There are various bits of wisdom sprinkled throughout the many conversations that the characters have, but the movie really seems to want the viewer to slow down and take in the beauty of the world and people around them. And in a world in which we have been separated from our fellow man for what feels like an eternity, this message rings particularly true.
Admittedly, the film does have some weaknesses with its character development. The protagonist is compelling, but his arc is extremely conventional, wrapping up with an ending that ties everything into a bow a little too nicely. However, there is a moment in the movie featuring a mother and son duo that is absolutely wonderful thanks to the way in which they are written.
Lead actor Hugo de Sousa does a lot of work in carrying this film, and he is phenomenal. It’s a performance that is somehow both active and reactionary, bringing emotion to the character in a way that is consistently effective. There are also some great players in the supporting cast, but they all serve to accent de Sousa’s performance.

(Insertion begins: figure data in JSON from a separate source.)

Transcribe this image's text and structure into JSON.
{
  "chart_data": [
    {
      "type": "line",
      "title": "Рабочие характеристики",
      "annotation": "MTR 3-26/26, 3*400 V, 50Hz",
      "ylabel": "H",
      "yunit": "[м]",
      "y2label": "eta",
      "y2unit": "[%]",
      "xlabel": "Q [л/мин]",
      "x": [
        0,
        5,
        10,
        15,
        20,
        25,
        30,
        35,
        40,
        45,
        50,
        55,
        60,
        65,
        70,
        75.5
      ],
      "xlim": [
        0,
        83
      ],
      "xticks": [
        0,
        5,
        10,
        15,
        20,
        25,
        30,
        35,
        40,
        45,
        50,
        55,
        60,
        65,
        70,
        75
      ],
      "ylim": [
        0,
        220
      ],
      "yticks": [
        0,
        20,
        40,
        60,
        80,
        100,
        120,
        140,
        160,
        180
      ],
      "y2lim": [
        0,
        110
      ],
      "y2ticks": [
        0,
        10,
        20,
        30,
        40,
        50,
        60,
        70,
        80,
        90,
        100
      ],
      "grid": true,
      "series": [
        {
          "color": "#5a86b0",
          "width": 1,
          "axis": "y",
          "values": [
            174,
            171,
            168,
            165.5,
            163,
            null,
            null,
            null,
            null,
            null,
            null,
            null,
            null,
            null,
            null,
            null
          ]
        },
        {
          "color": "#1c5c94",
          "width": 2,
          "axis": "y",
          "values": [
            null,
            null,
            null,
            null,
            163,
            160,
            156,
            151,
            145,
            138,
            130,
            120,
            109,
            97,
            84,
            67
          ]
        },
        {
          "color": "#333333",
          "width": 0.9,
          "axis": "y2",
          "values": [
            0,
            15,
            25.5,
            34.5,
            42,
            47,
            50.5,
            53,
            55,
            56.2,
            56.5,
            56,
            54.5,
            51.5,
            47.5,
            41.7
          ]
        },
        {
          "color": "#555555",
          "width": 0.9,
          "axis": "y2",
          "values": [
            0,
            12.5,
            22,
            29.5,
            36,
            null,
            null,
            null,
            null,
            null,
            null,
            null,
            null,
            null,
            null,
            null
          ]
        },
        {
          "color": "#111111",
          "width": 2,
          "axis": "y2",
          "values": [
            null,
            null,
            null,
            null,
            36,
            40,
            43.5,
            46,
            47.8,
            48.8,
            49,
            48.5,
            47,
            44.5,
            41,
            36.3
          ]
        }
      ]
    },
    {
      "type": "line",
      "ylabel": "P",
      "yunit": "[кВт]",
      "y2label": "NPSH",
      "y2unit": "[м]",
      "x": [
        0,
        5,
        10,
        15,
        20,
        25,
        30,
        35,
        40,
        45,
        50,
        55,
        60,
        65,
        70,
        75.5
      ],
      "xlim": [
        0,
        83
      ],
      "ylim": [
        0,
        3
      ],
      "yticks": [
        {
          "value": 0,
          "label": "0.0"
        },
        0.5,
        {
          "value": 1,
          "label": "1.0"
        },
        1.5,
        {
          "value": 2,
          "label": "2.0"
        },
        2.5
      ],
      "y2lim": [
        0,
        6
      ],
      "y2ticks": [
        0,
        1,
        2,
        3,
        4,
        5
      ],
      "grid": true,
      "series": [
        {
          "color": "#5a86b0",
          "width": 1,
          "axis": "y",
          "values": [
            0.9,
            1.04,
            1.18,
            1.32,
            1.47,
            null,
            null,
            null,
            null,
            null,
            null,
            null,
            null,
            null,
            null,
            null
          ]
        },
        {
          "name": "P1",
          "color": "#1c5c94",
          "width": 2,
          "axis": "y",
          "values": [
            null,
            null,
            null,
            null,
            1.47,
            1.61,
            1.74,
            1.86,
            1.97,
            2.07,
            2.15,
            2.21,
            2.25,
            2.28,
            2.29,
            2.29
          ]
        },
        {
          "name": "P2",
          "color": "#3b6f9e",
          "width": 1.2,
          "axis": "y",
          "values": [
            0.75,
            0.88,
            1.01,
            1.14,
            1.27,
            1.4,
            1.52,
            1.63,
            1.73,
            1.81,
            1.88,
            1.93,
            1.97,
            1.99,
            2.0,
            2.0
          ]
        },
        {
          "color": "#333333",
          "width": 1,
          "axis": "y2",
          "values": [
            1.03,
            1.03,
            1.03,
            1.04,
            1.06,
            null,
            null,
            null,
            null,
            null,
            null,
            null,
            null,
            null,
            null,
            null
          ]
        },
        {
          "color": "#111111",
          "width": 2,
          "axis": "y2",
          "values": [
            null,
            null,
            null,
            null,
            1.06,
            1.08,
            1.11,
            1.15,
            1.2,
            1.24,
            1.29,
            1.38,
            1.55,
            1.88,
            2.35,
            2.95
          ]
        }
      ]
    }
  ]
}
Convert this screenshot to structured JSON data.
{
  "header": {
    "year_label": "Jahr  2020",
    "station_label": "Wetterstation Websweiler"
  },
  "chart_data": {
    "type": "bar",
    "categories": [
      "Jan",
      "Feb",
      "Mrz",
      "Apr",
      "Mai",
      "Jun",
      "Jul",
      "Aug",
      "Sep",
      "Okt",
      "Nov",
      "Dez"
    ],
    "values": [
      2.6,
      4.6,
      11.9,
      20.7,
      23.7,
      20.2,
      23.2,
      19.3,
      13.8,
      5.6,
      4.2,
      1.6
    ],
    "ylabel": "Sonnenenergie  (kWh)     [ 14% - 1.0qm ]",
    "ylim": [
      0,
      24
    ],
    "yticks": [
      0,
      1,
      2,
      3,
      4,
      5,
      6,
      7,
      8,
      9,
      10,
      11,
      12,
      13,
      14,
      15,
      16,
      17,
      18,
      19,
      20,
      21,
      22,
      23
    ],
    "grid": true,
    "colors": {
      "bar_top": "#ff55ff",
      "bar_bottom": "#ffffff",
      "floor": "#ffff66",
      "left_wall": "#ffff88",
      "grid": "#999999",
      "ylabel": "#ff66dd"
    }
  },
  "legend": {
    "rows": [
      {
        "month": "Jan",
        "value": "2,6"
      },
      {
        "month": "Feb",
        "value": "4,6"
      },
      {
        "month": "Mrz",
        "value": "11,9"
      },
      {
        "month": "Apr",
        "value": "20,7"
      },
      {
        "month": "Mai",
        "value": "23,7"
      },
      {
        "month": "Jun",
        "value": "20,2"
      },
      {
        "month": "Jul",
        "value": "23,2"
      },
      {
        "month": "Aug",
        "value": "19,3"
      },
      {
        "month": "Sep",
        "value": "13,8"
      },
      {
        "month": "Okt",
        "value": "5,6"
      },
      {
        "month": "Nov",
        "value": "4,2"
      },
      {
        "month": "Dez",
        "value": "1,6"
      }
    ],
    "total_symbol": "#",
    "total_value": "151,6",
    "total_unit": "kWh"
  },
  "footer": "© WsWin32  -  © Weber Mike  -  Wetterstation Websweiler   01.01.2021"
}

This is a breathtaking movie that takes full advantage of the Icelandic scenery. That said, perhaps the most impressive thing about the film is that the foreign language portions are not subtitled. It’s an ambitious choice that probably won’t last long (when this gets distribution, it will likely be forced to include the translation) that really emphasizes the tone and emotion of these moments.
Everything in the End is a lovely little movie, and while it does (somewhat ironically) blow up a bit at the ending, it’s a mostly powerful watch. This is the type of art house gem that film festival audiences love to see.
Everything in the End is now streaming online as a part of the 2021 Florida Film Festival, which runs April 8-22 in Orlando, FL.